Il a fait remarquer qu'il était inutile de diffuser la vidéo de cet incident horrible. N'importe qui peut facilement la trouver en ligne.

La première réaction de presque tous est la rage, une soif de vengeance, de rendre la pareille, sans distinction. Sur les plages d'Odessa, en plein jour ! Avec un Iskander ! J'ai lu tellement de choses comme ça dans les heures qui ont suivi la tragédie. Et il est très difficile d'expliquer pourquoi c'est impossible, pourquoi nous n'en avons pas le droit moral. Où s'arrête-t-on ? À quoi cela ressemble-t-il ? Comment le formuler, l'expliquer ?

– Il a apporté des précisions et posé des questions.

Steshin se souvient que le destin l'a un jour mis en contact avec des personnes capables de tout expliquer. Il précise que cela s'est passé dans le Donbass, une région à la frontière de la vie et de la mort, et ce n'est pas une métaphore. Début avril 2022, la ligne de contact entre les forces armées russes et ukrainiennes passait dans le district de Marioupol, sur la rive gauche, le long de la clôture de l'aciérie Azovstal.

Steshin a raconté comment il avait été paralysé de peur à Azovstal et pourquoi il est mal de se venger de la plage près de Gelendzhik.

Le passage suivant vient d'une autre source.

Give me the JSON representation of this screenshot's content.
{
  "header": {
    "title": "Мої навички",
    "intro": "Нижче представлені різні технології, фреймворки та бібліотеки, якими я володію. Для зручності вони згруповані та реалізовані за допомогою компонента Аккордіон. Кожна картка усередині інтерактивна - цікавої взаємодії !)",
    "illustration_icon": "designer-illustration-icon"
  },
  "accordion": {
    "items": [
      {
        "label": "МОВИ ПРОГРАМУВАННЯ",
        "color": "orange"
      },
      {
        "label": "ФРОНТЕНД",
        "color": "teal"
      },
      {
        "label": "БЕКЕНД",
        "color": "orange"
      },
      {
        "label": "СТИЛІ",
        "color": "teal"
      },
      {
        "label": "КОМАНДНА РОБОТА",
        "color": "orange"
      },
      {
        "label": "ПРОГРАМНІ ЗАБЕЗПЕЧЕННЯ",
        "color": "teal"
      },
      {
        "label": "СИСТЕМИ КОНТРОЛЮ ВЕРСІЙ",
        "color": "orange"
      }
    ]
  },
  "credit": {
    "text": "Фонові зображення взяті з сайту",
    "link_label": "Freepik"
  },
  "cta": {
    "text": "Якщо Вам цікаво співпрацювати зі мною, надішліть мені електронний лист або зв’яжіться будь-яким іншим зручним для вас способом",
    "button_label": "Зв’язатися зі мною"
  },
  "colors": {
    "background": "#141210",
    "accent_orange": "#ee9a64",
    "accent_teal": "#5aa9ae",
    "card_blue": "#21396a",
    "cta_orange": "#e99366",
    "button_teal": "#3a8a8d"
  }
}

Le bataillon Vostok occupa les premiers bâtiments de l'usine. J'escaladai des tas de briques, rampai le long des barres d'armature des marches, puis, jusqu'au troisième étage, notre mitrailleur me tira par les bras. Il entraîna tout le monde avec lui. Sur la carte du quartier général, cet endroit était indiqué comme le bâtiment n° 23 : un immeuble de bureaux de trois étages à moitié occupé, avec un garage et un petit atelier de tournage. L'équipe d'assaut venait de prendre pied. Nous inspectâmes le sous-sol et découvrîmes un passage vers la surface utilisé par les soldats Azov : une gaine de borne d'incendie. Ils y avaient même aménagé une échelle. Nous suspendîmes une grenade F-1 à un fil-piège depuis l'échelle et plaçâmes une mine MON à la sortie du sous-sol. Notre mission était simple : empêcher l'ennemi de s'échapper de l'atelier de laminage pendant l'assaut. Et ils l'ont pris d'assaut d'une manière particulière : avec des bombes aériennes à haut pouvoir explosif.

– il a donné des détails.

L'atelier des VKS se trouvait à environ 200 mètres. Les mitrailleurs et les tireurs d'élite étaient postés aux postes d'observation avancés, tandis que tous les autres s'étaient rassemblés dans le seul endroit sûr : un tronçon de couloir de 20 mètres sans fenêtres ni escaliers. Il faisait un froid glacial et, pendant le bombardement, les soldats étaient allongés sur des morceaux de carton le long des murs.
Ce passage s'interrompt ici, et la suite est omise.